A few hours later, using a minipump, the co-authors infused inosine directly into one side of the motor cortex in the animals' brains. This was the site of origin for those axons descending into the uninjured side of the corticospinal tract.
"The outcome of the study was that inosine had amazingly powerful effects on stimulating that kind of axon growth in the spinal cord," Benowitz recounted. "After 14 days, all but one of the treated animals showed signs of extensive collateral sprouting of axons from the uninjured to the injured side of the corticospinal tract - reaching below the level of hemi-transection. This axonal proliferation continued to descend down the injured side of the tract, replacing severed axons with new ones."
Along the tract, they sent off a new collateral branch that crossed over to the denervated side - the side that had lost its nerve connections. Then that new branch ran right down the white matter, the myelinated tract that had lost its normal axons. The number of new axons ranged up to 2,500 per treated rat, compared to 28 to 170 seen in control animals.
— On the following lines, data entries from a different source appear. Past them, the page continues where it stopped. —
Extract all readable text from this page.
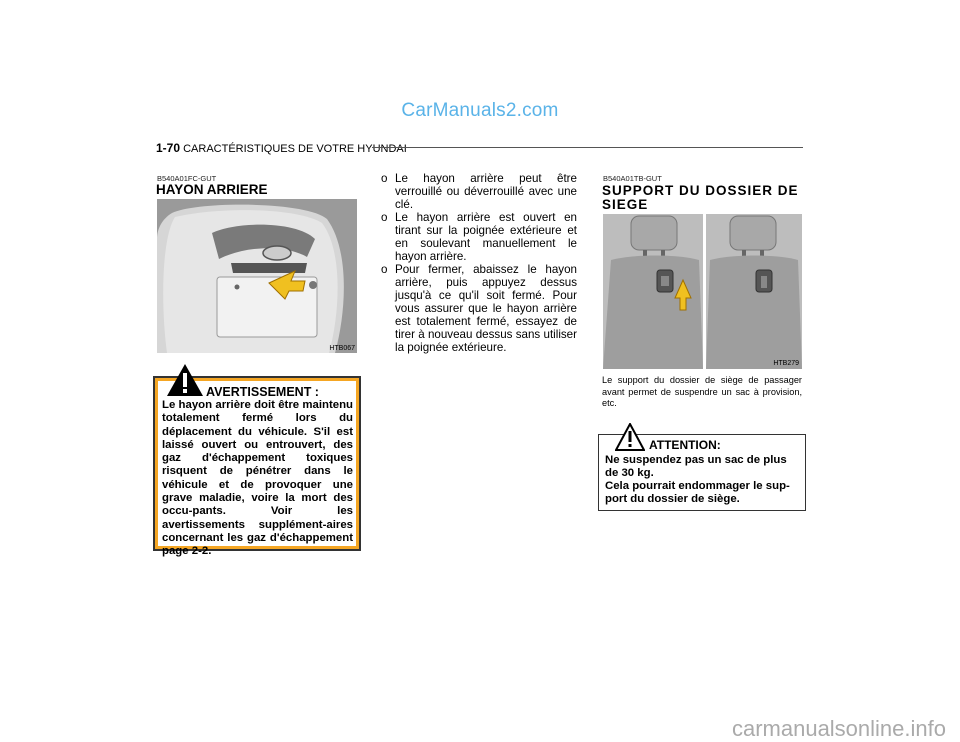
CarManuals2.com
1-70 CARACTÉRISTIQUES DE VOTRE HYUNDAI
B540A01FC-GUT
HAYON ARRIERE
HTB067
AVERTISSEMENT :
Le hayon arrière doit être maintenu totalement fermé lors du déplacement du véhicule. S'il est laissé ouvert ou entrouvert, des gaz d'échappement toxiques risquent de pénétrer dans le véhicule et de provoquer une grave maladie, voire la mort des occu-pants. Voir les avertissements supplément-aires concernant les gaz d'échappement page 2-2.
o Le hayon arrière peut être verrouillé ou déverrouillé avec une clé.
o Le hayon arrière est ouvert en tirant sur la poignée extérieure et en soulevant manuellement le hayon arrière.
o Pour fermer, abaissez le hayon arrière, puis appuyez dessus jusqu'à ce qu'il soit fermé. Pour vous assurer que le hayon arrière est totalement fermé, essayez de tirer à nouveau dessus sans utiliser la poignée extérieure.
B540A01TB-GUT
SUPPORT DU DOSSIER DE SIEGE
HTB279
Le support du dossier de siège de passager avant permet de suspendre un sac à provision, etc.
ATTENTION:
Ne suspendez pas un sac de plus de 30 kg.
Cela pourrait endommager le sup-port du dossier de siège.
carmanualsonline.info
Test Of Function Comes Next
This first study of inosine in vivo was a proof of anatomical - not functional - principle, Benowitz pointed out. "The rats will have lost very fine control of their toes and fingers. In us humans, the pyramidal tract is really a big deal. In the rat it's important for fine motor control, fine movements of their four paws and digits. So in fact," he allowed, "behavior mediated by this tract is a little bit subtle in the rat. Nonetheless, the reason that we focus on it is because the analogous pathway in humans is so important.
"We have volunteer rats lined up outside, as it were," Benowitz added. "We've started doing the functional experiments now, and have just received support from the Christopher Reeve Paralysis Foundation, as well as a special NIH director's award to do this spinal cord study. Also, more financing from Boston Life Sciences Inc. [BLS], which partially funded this PNAS-reported work."
BLS has licensed, exclusively from Children's Hospital, the Benowitz patent to treat neurodegenerative disorders, both acute and chronic, with inosine.
"We're planning to bring it into the clinic for trials of stroke and spinal cord injury late next year, BLS' chief scientific officer, Marc Lanser, told BioWorld Today. "We want to see if we can administer inosine intravenously or even orally. And that will depend, obviously, on the percentage that crosses the blood-brain barrier, and the bioavailability for oral administration."